Cependant Marmontel avançait en âge : « son avenir, jusqu’alors si serein, s’obscurcissait à ses yeux ; » Mme de Séran avait vendu son hôtel et il avait fallu déloger ; « il songeait à se donner une compagne, » et même il en avait tenté plus d’une fois, l’aventure, « quand il vit arriver à Paris la sœur et la nièce de ses amis, MM. Morellet. » Mlle de Montigny n’avait que dix-huit ans ; il en avait, lui, cinquante-quatre. Ce mariage, qui pouvait lui coûter cher, acheva au contraire sa fortune, et pendant près de quinze ans, de 1777 à 1792, heureux époux et heureux père, il allait vivre dans l’enchantement de son nouvel état. Il a dressé lui-même, dans ses Mémoires, l’état de ses revenus à cette date : « Sans parler, nous dit-il, du casuel assez considérable que me procuraient mes ouvrages, — et, à ce propos, qui croira que son Bélisaire, en sa nouveauté, se soit vendu à neuf mille exemplaires ? — la place de secrétaire de l’Académie française, jointe à celle d’historiographe des bâtimens,.. me valait un millier d’écus.
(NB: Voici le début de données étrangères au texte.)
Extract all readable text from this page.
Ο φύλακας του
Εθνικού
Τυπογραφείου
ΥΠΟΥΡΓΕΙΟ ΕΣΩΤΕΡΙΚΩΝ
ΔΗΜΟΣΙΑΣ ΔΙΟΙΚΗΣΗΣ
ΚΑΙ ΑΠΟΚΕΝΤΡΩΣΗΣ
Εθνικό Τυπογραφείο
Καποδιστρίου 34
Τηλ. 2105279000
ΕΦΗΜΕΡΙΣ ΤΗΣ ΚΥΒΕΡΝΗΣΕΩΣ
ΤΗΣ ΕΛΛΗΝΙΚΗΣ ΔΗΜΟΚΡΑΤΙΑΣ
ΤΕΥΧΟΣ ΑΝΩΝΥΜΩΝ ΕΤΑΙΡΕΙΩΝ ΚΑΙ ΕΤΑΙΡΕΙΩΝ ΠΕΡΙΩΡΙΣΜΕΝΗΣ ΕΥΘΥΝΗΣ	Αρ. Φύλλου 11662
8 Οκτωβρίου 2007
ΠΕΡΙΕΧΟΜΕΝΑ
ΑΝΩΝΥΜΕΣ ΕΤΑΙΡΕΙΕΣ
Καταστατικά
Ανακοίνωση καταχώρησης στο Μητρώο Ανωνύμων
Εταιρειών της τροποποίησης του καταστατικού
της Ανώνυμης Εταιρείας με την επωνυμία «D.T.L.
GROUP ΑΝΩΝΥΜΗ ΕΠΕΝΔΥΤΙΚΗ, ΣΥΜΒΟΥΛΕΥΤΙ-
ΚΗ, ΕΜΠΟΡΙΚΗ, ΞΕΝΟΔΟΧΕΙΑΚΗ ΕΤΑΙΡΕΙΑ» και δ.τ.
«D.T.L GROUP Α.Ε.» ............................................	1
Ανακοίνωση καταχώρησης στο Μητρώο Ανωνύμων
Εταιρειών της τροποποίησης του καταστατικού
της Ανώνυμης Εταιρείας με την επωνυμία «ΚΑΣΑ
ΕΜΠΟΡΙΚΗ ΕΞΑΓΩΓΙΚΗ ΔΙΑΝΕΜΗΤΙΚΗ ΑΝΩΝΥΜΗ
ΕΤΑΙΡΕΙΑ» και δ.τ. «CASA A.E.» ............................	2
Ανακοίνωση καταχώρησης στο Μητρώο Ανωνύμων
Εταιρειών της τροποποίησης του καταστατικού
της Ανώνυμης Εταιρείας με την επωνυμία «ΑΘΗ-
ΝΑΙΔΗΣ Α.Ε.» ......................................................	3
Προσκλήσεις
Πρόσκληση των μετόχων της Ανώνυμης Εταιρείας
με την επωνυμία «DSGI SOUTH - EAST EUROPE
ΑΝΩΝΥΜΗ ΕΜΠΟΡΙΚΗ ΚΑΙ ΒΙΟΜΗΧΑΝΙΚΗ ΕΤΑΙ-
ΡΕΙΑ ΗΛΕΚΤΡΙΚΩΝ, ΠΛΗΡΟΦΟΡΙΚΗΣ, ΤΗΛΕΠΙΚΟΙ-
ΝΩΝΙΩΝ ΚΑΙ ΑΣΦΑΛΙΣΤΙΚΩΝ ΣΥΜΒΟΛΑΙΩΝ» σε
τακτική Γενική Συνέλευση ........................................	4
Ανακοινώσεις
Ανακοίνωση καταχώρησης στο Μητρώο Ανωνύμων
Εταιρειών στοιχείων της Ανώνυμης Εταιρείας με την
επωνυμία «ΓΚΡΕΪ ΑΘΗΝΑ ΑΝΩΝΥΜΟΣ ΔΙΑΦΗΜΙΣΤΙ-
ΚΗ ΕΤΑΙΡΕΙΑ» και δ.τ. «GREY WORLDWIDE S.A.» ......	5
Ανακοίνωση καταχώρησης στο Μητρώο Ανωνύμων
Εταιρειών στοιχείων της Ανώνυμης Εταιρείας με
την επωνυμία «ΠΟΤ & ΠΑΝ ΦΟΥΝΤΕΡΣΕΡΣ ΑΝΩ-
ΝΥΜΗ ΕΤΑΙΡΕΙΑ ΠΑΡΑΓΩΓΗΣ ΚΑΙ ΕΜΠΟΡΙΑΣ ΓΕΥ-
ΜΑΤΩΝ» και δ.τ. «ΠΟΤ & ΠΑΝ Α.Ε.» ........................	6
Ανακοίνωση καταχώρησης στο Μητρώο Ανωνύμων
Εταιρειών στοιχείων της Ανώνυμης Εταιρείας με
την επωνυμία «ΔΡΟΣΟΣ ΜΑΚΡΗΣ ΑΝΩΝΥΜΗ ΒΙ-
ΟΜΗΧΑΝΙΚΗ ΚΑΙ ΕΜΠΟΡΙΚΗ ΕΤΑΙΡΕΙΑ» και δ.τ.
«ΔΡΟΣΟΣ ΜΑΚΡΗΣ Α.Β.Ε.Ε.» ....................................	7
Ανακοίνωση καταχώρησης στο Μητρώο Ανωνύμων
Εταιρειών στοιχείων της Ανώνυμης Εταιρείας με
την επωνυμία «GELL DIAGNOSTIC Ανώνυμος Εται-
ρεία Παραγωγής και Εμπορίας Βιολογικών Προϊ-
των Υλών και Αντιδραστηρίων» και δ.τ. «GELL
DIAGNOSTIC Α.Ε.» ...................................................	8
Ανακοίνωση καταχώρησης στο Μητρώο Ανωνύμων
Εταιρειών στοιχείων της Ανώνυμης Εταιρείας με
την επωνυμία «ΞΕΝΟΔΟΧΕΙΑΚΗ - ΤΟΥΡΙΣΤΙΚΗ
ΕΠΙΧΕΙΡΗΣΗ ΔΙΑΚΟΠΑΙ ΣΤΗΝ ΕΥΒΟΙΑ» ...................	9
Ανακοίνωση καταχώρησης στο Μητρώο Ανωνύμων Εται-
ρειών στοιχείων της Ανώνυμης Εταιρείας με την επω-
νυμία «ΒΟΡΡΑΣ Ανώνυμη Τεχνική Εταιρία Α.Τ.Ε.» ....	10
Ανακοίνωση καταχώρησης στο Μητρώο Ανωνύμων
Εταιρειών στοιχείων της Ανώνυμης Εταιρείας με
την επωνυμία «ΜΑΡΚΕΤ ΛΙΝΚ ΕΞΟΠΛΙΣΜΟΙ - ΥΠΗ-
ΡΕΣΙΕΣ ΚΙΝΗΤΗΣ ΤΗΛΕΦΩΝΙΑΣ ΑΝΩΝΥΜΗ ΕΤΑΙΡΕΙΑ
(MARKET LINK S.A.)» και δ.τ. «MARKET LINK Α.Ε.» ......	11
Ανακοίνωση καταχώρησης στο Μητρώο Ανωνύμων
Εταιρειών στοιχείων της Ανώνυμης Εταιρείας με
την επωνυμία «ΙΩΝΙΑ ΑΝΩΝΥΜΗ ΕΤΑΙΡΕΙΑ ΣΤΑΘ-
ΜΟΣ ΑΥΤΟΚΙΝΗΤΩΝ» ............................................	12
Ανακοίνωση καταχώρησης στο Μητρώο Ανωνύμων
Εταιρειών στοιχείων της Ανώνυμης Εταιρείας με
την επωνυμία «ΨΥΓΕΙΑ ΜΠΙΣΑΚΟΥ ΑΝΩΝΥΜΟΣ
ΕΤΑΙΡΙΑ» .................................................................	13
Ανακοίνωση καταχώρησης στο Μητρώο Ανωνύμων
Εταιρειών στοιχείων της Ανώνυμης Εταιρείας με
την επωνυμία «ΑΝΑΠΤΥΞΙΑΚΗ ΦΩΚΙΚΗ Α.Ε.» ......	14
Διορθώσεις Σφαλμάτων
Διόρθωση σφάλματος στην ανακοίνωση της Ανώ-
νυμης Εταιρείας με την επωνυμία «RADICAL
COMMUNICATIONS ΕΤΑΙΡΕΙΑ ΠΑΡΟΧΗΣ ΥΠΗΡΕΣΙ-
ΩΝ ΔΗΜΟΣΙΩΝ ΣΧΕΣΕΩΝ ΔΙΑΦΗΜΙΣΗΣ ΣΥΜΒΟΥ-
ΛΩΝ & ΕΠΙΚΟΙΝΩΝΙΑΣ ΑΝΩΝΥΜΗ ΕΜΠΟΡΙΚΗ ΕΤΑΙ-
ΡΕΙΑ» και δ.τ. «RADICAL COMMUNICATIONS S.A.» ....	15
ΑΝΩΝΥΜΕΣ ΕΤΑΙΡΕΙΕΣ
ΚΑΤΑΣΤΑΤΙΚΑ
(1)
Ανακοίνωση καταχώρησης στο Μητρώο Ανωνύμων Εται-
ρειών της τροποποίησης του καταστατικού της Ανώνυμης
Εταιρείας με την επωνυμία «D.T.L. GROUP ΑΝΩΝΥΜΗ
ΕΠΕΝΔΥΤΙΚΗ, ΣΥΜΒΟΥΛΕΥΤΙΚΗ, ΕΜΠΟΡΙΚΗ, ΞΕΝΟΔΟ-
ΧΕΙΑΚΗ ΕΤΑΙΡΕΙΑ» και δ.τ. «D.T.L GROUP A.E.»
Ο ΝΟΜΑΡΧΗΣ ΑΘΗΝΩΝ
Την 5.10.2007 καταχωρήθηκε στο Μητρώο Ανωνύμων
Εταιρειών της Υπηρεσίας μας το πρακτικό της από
Mon assiduité à l’Académie y doublait mon droit de présence. J’avais hérité, à la mort de Thomas, de la pension de deux mille livres qu’il avait eue, et qui fut partagée entre Gaillard et moi, comme l’avait été celle de l’abbé Batteux. Mes logemens de secrétaire au Louvre et d’historiographe de France, que j’avais cédés volontairement, me valaient ensemble dix-huit cents livres. Je jouissais de mille écus sur le Mercure. »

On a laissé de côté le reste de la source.